Bill to elect superintendents fails
By Tom Humphrey knoxnews.com
NASHVILLE - Legislation to allow elected school superintendents in some Tennessee counties failed by a single vote in a House committee Tuesday.
Sponsor Rep. Frank Niceley, R-Strawberry Plains, cited opposition from House Education Committee Chairman Richard Montgomery, R-Sevierville, as the deciding factor and said he may face political consequences.
Montgomery said he can see both sides of the argument over whether superintendents should be elected or appointed by school boards.
His no vote, Montgomery said, was based on a belief that so much change is currently afoot in education reforms that adding elected superintendents to the mix would be "just too much to try and put on people right now."
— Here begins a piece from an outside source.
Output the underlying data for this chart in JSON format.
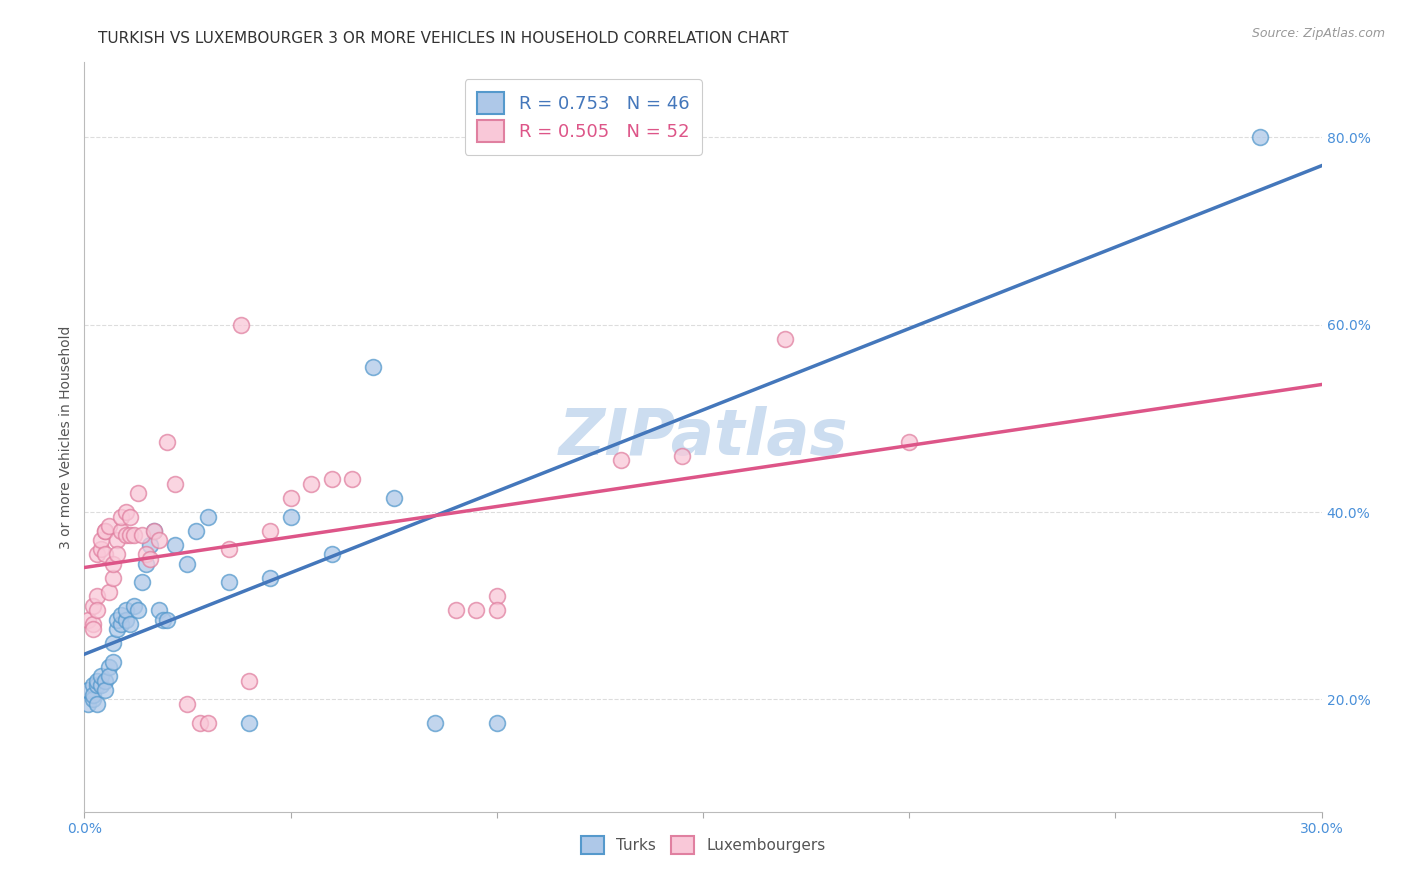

The bill, HB902, won eight yes votes versus nine no votes on the Education Committee. Niceley also noted that Rep. Kevin Brooks, R-Cleveland, who voted for the bill in subcommittee voted against it in the full committee.
State law since 1992 has mandated that superintendents be appointed by school boards. Niceley's bill would have allowed counties that had elected superintendents before 1992 to return to elections if voters approved in a referendum authorized by the county commission.
Niceley said that in Montgomery's home county of Sevier, a desire for return to elected superintendents is "bigger than the income tax" as a political issue.
Montgomery said that sentiment in Sevier does tilt toward elected superintendents, but noted that the county school superintendent, Jack Parton, initially elected by popular vote years ago, was later appointed by the school board and has been in office ever since.
Niceley acknowledged the vote likely kills his bill for the year, but noted Rep. John Mark Windle, D-Livingston, is sponsoring similar legislation. Windle said that he plans to seek a vote on his bill, too, now that Niceley's bill has been defeated.